Saudi Arabia Cuts Oil Output, Shale Oil Remains a Problem

A top Organisation of the Petroleum Exporting Countries (OPEC) member and oil producer, Saudi Arabia, has made a large cut in its crude oil output in January to support prices and lessen a glut, helping boost compliance with the group’s supply-reduction deal to a record high of more than 90 per cent.

The OPEC is curbing its output by about 1.2 million barrels per day (bpd) from January 1 Russia and 10 other non-OPEC producers agreed to cut half as much.

Supply from the 11 OPEC members with production targets under the deal fell to 29.888 million bpd last month, according to figures from secondary sources that OPEC uses to monitor its output. OPEC published the data in its monthly report yesterday.

Oil prices pared an earlier decline after the release of the report, trading above $56 a barrel. OPEC’s cut is supporting the market, but expectations that the move will lead to a revival in U.S. shale drilling having limited the rally.

While Russia and 10 other non-OPEC countries signed up to the cut, OPEC in the report raised its 2017 non-OPEC supply forecast by 120,000 bpd and now sees growth of 240,000 bpd.

“The expected higher prices are good support for producers with marginal supply, particularly in United States tight plays,” the OPEC report said, using another term for shale.

Still, in January, the reductions by the 11 OPEC members with supply targets amounted to 93 per cent compliance, according to a Reuters calculation based on the OPEC figures.

The International Energy Agency (IEA) last week estimated compliance at 90 per cent, calling that a record.

Saudi Arabia told OPEC that it made an even bigger cut than estimated by the secondary sources, reducing January output by more than 700,000 bpd to 9.748 million bpd – lower than called for under the OPEC deal.

The report said production by all OPEC members, including cut-exempted Nigeria and Libya, fell by 890,000 bpd to 32.14 million bpd.

While Saudi Arabia told OPEC of a large drop in output, figures provided by other OPEC producers to the group gave a more mixed picture.

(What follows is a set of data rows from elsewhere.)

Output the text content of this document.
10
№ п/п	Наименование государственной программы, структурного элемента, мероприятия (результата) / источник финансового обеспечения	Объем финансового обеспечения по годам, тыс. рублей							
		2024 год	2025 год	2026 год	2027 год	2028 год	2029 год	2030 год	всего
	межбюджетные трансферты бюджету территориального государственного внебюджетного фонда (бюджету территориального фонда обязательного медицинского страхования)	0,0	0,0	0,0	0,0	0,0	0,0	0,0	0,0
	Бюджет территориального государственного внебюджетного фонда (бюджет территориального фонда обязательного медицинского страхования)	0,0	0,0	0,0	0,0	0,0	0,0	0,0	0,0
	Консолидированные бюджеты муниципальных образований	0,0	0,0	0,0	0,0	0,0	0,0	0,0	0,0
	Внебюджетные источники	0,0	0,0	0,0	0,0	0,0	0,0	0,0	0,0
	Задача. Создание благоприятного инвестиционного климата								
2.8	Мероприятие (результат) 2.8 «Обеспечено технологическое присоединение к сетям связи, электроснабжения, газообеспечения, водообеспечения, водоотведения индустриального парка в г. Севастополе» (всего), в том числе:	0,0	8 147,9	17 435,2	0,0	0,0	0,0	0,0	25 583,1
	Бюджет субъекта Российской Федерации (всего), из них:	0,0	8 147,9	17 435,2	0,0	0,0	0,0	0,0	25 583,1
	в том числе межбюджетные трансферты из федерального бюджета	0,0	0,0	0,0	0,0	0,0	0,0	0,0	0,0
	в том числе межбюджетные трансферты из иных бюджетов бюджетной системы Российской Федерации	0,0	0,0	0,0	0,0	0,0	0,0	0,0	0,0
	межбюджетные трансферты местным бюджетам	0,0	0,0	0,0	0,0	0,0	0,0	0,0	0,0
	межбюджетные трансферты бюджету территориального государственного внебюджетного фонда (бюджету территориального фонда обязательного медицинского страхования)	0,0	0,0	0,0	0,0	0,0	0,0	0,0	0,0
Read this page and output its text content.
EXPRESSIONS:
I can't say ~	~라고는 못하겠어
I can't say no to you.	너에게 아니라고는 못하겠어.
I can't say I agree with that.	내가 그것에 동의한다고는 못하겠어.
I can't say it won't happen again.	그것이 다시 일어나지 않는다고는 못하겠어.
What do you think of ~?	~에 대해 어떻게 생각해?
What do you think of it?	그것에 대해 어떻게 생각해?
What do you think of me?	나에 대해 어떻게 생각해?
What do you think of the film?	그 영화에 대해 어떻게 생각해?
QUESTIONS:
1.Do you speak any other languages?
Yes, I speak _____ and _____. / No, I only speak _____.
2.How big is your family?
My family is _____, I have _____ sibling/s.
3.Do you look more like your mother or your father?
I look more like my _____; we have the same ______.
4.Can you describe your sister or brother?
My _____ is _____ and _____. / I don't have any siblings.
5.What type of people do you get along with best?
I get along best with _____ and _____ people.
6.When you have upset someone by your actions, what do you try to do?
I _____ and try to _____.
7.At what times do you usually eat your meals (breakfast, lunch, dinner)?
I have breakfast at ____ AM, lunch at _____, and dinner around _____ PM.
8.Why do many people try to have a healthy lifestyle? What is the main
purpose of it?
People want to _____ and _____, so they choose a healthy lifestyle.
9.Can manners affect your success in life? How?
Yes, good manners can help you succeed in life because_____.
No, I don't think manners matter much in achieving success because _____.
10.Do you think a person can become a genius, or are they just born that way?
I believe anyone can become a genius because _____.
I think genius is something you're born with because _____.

Production levels reported by countries including Algeria, Iran, Iraq, the United Arab Emirates and Venezuela to OPEC were higher than estimated by the secondary sources.

OPEC uses two sets of data to monitor output – figures provided by each country and by secondary sources, which include industry media. This is a legacy of old disputes over real production levels.

With demand for OPEC crude oil in 2017 also expected to average 32.14 million bpd, the report indicates there will be zero average surplus if OPEC keeps output steady. Last month’s report pointed to a 985,000-bpd surplus.

In its report, OPEC gave no compliance figure. Reuters saw an earlier version of the secondary-source figures last week that put compliance at 92 per cent.